Que se serait-il passé si Didier Tronchet, plutôt que de sauver ses albums photos de l'incendie qui menaçait de ravager son immeuble, avait écouté les consignes des pompiers et tout laissé en plan ? Rien d'exceptionnel sans doute, et c'est sur ce gouffre initial que se bâtit toute l'ampleur romanesque mais aussi toute la philosophie du Fils du yéti, l'autofiction qu'a publié ledit Tronchet chez Flammarion en 2011 et qu'il adapte aujourd'hui lui-même en BD chez Casterman. Une histoire qui, nos lecteurs dotés d'une mémoire eidétique l'auront deviné en reconnaissant ce détournement de l'introduction de notre critique de La Vie rêvée de Walter Mitty, partage avec le film de Ben Stiller une certaine idée de l'humanisme.

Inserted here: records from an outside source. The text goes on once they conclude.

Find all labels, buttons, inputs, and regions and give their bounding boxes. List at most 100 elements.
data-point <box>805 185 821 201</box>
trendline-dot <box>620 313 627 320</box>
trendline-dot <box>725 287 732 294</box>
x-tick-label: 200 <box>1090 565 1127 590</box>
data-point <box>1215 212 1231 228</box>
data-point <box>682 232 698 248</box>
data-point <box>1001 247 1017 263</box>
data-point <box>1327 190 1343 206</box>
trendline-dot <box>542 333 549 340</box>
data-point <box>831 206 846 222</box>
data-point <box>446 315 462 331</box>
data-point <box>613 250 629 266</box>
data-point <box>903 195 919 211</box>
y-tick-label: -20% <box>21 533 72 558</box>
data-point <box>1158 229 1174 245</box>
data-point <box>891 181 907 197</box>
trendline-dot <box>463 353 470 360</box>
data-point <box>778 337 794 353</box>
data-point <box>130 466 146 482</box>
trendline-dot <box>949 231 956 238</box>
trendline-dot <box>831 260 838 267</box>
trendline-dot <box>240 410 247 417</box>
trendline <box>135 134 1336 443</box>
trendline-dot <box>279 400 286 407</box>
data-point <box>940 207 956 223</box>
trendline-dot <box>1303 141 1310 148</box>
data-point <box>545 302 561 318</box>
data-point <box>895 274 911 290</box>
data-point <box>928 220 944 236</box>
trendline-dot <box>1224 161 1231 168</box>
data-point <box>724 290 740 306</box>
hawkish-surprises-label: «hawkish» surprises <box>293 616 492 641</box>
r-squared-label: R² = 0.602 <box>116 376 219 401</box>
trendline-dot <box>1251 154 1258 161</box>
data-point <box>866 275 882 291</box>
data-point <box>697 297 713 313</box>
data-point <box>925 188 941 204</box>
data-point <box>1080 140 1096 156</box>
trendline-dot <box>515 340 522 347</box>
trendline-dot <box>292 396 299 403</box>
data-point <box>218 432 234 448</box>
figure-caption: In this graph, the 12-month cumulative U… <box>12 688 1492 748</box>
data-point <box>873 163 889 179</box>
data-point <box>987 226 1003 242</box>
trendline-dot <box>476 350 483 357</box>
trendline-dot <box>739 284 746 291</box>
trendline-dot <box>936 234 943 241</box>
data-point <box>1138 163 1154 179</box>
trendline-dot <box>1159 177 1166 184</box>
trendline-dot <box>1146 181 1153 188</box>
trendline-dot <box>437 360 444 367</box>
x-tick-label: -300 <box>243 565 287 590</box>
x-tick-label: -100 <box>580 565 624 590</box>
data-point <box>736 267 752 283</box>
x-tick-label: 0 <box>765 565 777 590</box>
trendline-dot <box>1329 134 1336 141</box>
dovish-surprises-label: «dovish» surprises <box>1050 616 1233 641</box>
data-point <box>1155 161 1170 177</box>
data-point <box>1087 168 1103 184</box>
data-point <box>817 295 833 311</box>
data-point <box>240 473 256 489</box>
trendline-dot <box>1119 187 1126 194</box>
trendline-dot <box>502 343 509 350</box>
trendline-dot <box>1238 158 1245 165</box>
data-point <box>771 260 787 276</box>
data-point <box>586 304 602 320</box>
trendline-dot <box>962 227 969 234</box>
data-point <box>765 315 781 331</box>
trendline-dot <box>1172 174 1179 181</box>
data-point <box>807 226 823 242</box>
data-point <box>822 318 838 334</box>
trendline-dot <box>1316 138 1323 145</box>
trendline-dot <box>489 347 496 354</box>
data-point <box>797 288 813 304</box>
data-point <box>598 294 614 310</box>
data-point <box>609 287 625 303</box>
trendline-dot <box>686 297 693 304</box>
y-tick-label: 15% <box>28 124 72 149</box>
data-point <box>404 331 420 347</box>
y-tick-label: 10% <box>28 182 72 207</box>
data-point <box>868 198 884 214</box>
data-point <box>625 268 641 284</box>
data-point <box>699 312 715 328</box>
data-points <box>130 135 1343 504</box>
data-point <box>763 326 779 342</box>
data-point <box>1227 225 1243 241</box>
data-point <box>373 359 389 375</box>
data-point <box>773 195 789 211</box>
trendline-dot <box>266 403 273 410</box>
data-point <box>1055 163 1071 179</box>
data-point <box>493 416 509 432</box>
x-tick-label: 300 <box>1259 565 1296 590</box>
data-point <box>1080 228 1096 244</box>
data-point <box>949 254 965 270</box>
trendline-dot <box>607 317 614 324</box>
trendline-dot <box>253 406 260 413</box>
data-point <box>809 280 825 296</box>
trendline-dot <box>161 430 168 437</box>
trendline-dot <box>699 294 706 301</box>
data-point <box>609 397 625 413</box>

Bien que plus terre-à-terre, Le Fils du yéti pourrait même en être un spin-off délaissant la course de son héros ordinaire contre la marche du progrès pour se concentrer sur sa faim paternelle, ici assouvie au terme (bouleversant) d'une parabole doucement farfelue prenant sa source, de péripéties anodines – un tri de souvenirs, l'enterrement d'une grand-mère, une virée à la campagne avec un neveu – en prises de conscience d'une difficulté à être au monde, dans la plus flippante aventurede Tintin(LeLotus Bleu) et l'album le plus sujet à interprétation des Beatles (Sgt. Pepper's Lonely Hearts Club Band).
Ceux qui ne connaissent de cet auteur complet qu'est Tronchet que sa corrosive tendresse pour les pékins moyens en tricot (Jean-Claude Tergal, la famille Poissard), largement documentée par Fluide Glacial – et à laquelle les Deschiens doivent sans doute beaucoup – en seront pour leurs frais.